100,000 et 2,5 milliards de fois, ce sont en moyenne le nombre de battements d’un cœur humain durant respectivement une journée et une vie. Le cœur est un formidable muscle et une machine complexe dans laquelle chaque battement fait intervenir la fermeture et l’ouverture de plusieurs valves autorisant l’arrivée du sang et son départ vers les poumons ou les autres organes du corps. Les valves ont le rôle de clapets antiretour, le sang ne peut passer que dans un seul sens. Or il arrive qu’à la suite de différentes maladies des valves du cœur (appelées valvulopathies), celles-ci doivent être réparées (comme dans cette opération de la valve mitrale) ou remplacées, comme cette opération de la valve aortique par voie de cathéter dans ce reportage du magazine Découverte de Radio-Canada (attention, certaines images peuvent être difficiles, cœurs sensibles s’abstenir…).
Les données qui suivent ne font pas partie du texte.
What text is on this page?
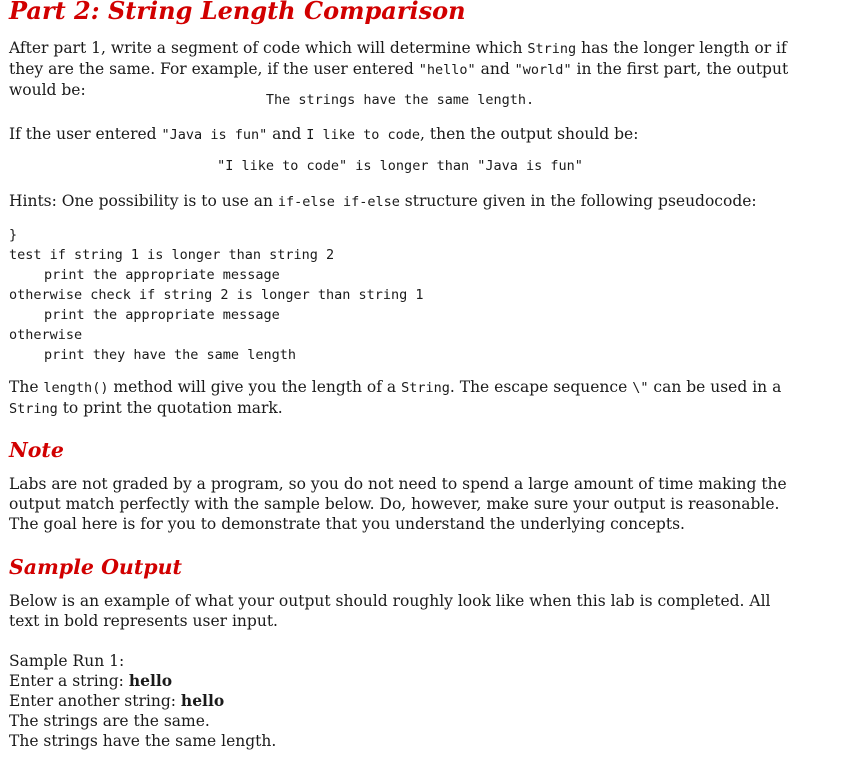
Part 2: String Length Comparison

After part 1, write a segment of code which will determine which String has the longer length or if they are the same. For example, if the user entered "hello" and "world" in the first part, the output would be:

The strings have the same length.

If the user entered "Java is fun" and I like to code, then the output should be:

"I like to code" is longer than "Java is fun"

Hints: One possibility is to use an if-else if-else structure given in the following pseudocode:

}
test if string 1 is longer than string 2
print the appropriate message
otherwise check if string 2 is longer than string 1
print the appropriate message
otherwise
print they have the same length

The length() method will give you the length of a String. The escape sequence \" can be used in a String to print the quotation mark.

Note

Labs are not graded by a program, so you do not need to spend a large amount of time making the output match perfectly with the sample below. Do, however, make sure your output is reasonable. The goal here is for you to demonstrate that you understand the underlying concepts.

Sample Output

Below is an example of what your output should roughly look like when this lab is completed. All text in bold represents user input.

Sample Run 1:
Enter a string: hello
Enter another string: hello
The strings are the same.
The strings have the same length.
Mieux comprendre les types d’écoulements et les contraintes à l’œuvre dans le coeur
Les valves artificielles reproduisant le fonctionnement naturel évoluent dans un environnement complexe à cause des différents types d’écoulements du sang (écoulement laminaire ou turbulent) et des mouvements en jeu. Par exemple, les clapets constituant la valve mitrale qui sépare l’oreillette gauche du ventricule gauche sont soumis à des tensions et des étirements lors de chaque battement cardiaque. Au niveau cellulaire, cela implique des déformations complexes dont il faut tenir compte quand il s’agit de concevoir des prothèses de remplacement.
Même si la modélisation du comportement du tissu cellulaire a permis de mieux comprendre comment les cellules du clapet s’adaptent afin de pallier les nombreux efforts et contraintes physiques du pompage incessant du sang, il était nécessaire d’améliorer fortement la modélisation du fonctionnement d’une valve en entier. C’est encore grâce aux supercalculateurs du Texas Advanced Computing Center (TACC) que l’équipe du professeur Michael Sacks a utilisé les résultats de la précédente étude pour mieux comprendre les déformations à l’œuvre et la géométrie d’une valve mitrale. Ils ont publié leurs résultats dans la revue Biomechanics and Modeling in Mechanobiology. À la clé, une amélioration de la durée de vie des valves réparées par intervention chirurgicale qui peuvent lâcher seulement 3 à 5 ans après l’opération.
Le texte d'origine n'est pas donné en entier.